Key to taking our ambition forward was of course the appointment of Ruth Marks as the first Older People’s Commissioner.

Through better education, advice and support to live healthier, we are seeing people living longer, and our aim is to support people to live as independently as possible for those extra years. In our effort to encourage people to remain fit and active, older people living in Wales have access to free swimming at local authority leisure centres during school terms.

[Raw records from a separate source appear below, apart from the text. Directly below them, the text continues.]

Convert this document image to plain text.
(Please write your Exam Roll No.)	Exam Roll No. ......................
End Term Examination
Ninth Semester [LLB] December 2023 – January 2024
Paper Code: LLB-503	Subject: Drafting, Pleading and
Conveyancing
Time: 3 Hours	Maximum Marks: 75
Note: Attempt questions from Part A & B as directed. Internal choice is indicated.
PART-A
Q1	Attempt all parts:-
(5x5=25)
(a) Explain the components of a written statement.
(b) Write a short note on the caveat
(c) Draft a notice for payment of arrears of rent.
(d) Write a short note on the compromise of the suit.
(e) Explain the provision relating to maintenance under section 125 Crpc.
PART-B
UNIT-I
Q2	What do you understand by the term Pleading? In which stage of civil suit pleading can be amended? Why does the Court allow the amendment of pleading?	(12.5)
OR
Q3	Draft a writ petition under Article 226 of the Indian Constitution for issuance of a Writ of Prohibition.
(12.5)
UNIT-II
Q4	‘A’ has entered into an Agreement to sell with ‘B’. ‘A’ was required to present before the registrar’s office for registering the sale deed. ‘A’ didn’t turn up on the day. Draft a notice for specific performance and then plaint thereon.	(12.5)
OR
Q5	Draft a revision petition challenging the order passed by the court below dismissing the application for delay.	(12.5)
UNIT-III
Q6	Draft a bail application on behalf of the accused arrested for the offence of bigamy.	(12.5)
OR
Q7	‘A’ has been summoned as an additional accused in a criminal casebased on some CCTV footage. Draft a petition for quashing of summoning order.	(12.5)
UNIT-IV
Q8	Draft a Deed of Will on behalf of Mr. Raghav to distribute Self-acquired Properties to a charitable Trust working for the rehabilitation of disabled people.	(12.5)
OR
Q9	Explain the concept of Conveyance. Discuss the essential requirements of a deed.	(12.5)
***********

On Wednesday the First Minister Rhodri Morgan and I will attend the launch of a new charity in Wales that brings together Age Concern and Help the Aged in Wales. The same Wednesday is the first European Day of Solidarity Between Generations. This is a significant step. While many people in society recognise what older people and younger people have to offer, there are still some who do not appreciate this and they are often marginalised. This is not something we will overcome overnight, but we are determined to achieve this. For example, we are working hard on promoting intergenerational projects across Wales for people to come together to share experiences and gain a better understanding of each another. This will help to overcome barriers that can lead to prejudice between generations.

As part of delivering on our Older People’s Strategy we have, through local authorities, engaged with older people. In the past five years many 50+ forums have been established in Wales. Many of these have been facilitated by local co-ordinators funded by the Assembly Government.

In many ways I am an example of the great strides we have made in valuing the role older people can play despite the negative images sometime portrayed. Older people do have a great deal to offer. It is not your age that counts but the contribution that we can make.

Age Concern Cymru and Help the Aged in Wales have made valuable and important contributions to the development of plans aimed at improving the lives of older people. They have both played key roles in the development and implementation of our Older People’s Strategy. I am confident the new charity will continue to build on the achievements so far.

Gwenda Thomas is Deputy Minister for Social Services.